Malgré tout, Macky Sall s’estime lésé par la tournure que prend la lutte contre le changement climatique. Alors que le Sénégal s’apprête à exploiter ses énergies fossiles (pétrole, gaz, charbon, etc.) pour faire décoller son économie, un plaidoyer est mené pour l’arrêt du financement de ces sources d’énergie polluantes.
C’est ainsi que le président sénégalais a souligné que ‘’nos pays ne doivent pas être condamnés à choisir entre le développement et la protection de l’environnement’’.
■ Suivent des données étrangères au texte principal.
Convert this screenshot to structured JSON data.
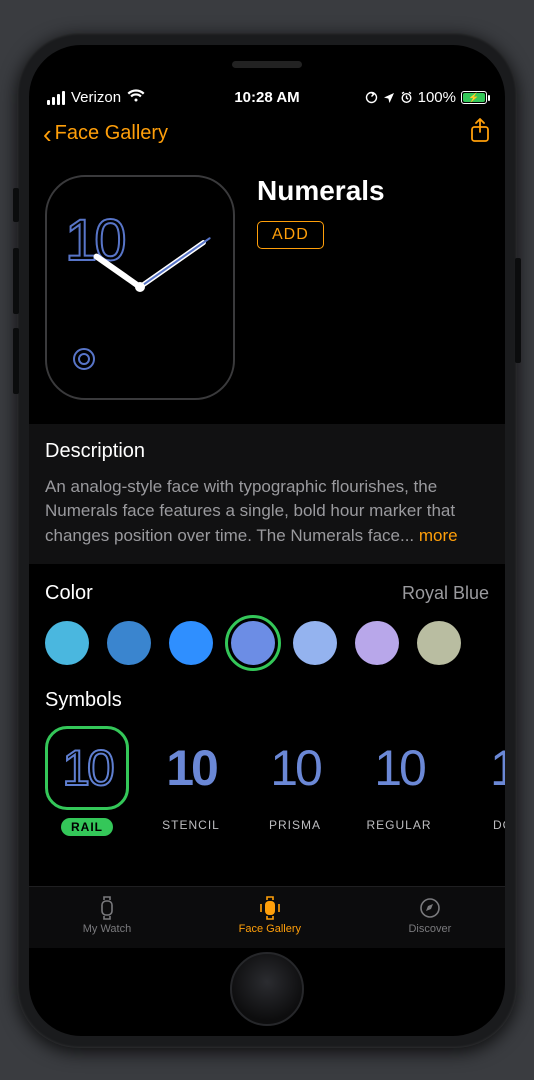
{
  "status": {
    "carrier": "Verizon",
    "time": "10:28 AM",
    "battery_percent": "100%"
  },
  "nav": {
    "back_label": "Face Gallery"
  },
  "face": {
    "name": "Numerals",
    "add_label": "ADD"
  },
  "description": {
    "heading": "Description",
    "text": "An analog-style face with typographic flourishes, the Numerals face features a single, bold hour marker that changes position over time. The Numerals face... ",
    "more": "more"
  },
  "color": {
    "heading": "Color",
    "selected_name": "Royal Blue",
    "swatches": [
      "#4ab7df",
      "#3a85cf",
      "#2f8fff",
      "#6c8de5",
      "#94b3ef",
      "#b8a7ea",
      "#b9bda1"
    ],
    "selected_index": 3
  },
  "symbols": {
    "heading": "Symbols",
    "items": [
      {
        "label": "RAIL",
        "selected": true
      },
      {
        "label": "STENCIL",
        "selected": false
      },
      {
        "label": "PRISMA",
        "selected": false
      },
      {
        "label": "REGULAR",
        "selected": false
      },
      {
        "label": "DO",
        "selected": false
      }
    ]
  },
  "tabs": {
    "my_watch": "My Watch",
    "face_gallery": "Face Gallery",
    "discover": "Discover"
  }
}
Dans ce passage de son discours, Macky Sall assure qu’en ce qui concerne ‘’la transition énergétique, le Sénégal reste préoccupé par les mesures unilatérales visant à interdire les financements à l’étranger de sources d’énergie fossile, y compris le gaz, pendant que les principaux pays pollueurs continuent de faire usage de sources plus polluantes comme le charbon. Conformément à la Déclaration de Nairobi issue du Sommet africain sur le climat, nous appelons à une transition énergétique juste et équitable’’.
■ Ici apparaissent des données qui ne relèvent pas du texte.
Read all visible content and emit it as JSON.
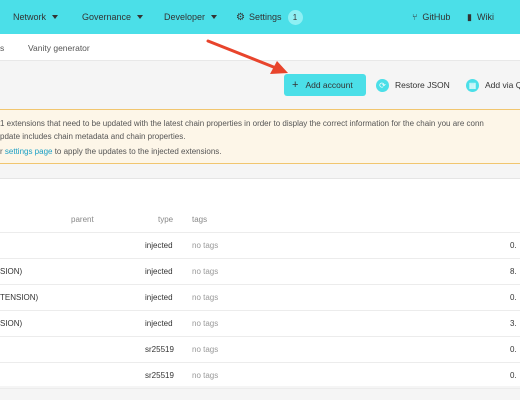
{
  "nav": {
    "network": "Network",
    "governance": "Governance",
    "developer": "Developer",
    "settings": "Settings",
    "settings_badge": "1",
    "github": "GitHub",
    "wiki": "Wiki"
  },
  "subtabs": {
    "accounts_partial": "s",
    "vanity": "Vanity generator"
  },
  "actions": {
    "add_account": "Add account",
    "restore_json": "Restore JSON",
    "add_via": "Add via Q"
  },
  "notice": {
    "line1": "1 extensions that need to be updated with the latest chain properties in order to display the correct information for the chain you are conn",
    "line2": "pdate includes chain metadata and chain properties.",
    "line3_link": "settings page",
    "line3_prefix": "r ",
    "line3_suffix": " to apply the updates to the injected extensions."
  },
  "table": {
    "headers": {
      "parent": "parent",
      "type": "type",
      "tags": "tags"
    },
    "rows": [
      {
        "name": "",
        "type": "injected",
        "tags": "no tags",
        "balance": "0."
      },
      {
        "name": "SION)",
        "type": "injected",
        "tags": "no tags",
        "balance": "8."
      },
      {
        "name": "TENSION)",
        "type": "injected",
        "tags": "no tags",
        "balance": "0."
      },
      {
        "name": "SION)",
        "type": "injected",
        "tags": "no tags",
        "balance": "3."
      },
      {
        "name": "",
        "type": "sr25519",
        "tags": "no tags",
        "balance": "0."
      },
      {
        "name": "",
        "type": "sr25519",
        "tags": "no tags",
        "balance": "0."
      }
    ]
  },
  "colors": {
    "accent": "#4bdfe8",
    "arrow": "#e8442c",
    "notice_bg": "#fdf6e8",
    "notice_border": "#f1c66f",
    "link": "#1a9fc4"
  }
}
Macky Sall : ‘’Nous appelons à une transition énergétique juste et équitable.’’
Dans cette démarche, le chef de l’État semble bien seul. Alors que les émissions mondiales augmentent et que le secrétaire général des Nations Unies a déclaré vendredi aux dirigeants mondiaux présents à la conférence sur le climat que l'arrêt de l'utilisation des combustibles fossiles était le seul moyen de sauver la planète, la Banque européenne d'investissement a déjà signé la Déclaration de Glasgow (Cop 26) pour s’engager à cesser de prêter à des projets liés aux combustibles fossiles. Les rejets de ces sources d'énergie sont considérés comme responsables de la majeure partie des émissions de gaz à effet de serre causées par l'homme.
Très proche de son homologue sénégalais qu’il vient d’aider à obtenir le titre d’ambassadeur du Comité de mise en œuvre du Pacte de Paris pour la planète et les peuples (4P), le président de la République française est loin de partager la position défendue par Macky Sall. Emmanuel Macron a déclaré samedi, en participant à la Cop 28 : ‘’Notre priorité, c’est que tous les pays du G7 tiennent leur engagement qui est de sortir (des énergies fossiles) au plus vite et donc qu’on tienne l’engagement de 2030 et que tous les pays du G20 fassent de même le plus vite possible et que, tous, nous coupions progressivement les financements au charbon et qu’on ait un marché financier qui corresponde à cet objectif’’.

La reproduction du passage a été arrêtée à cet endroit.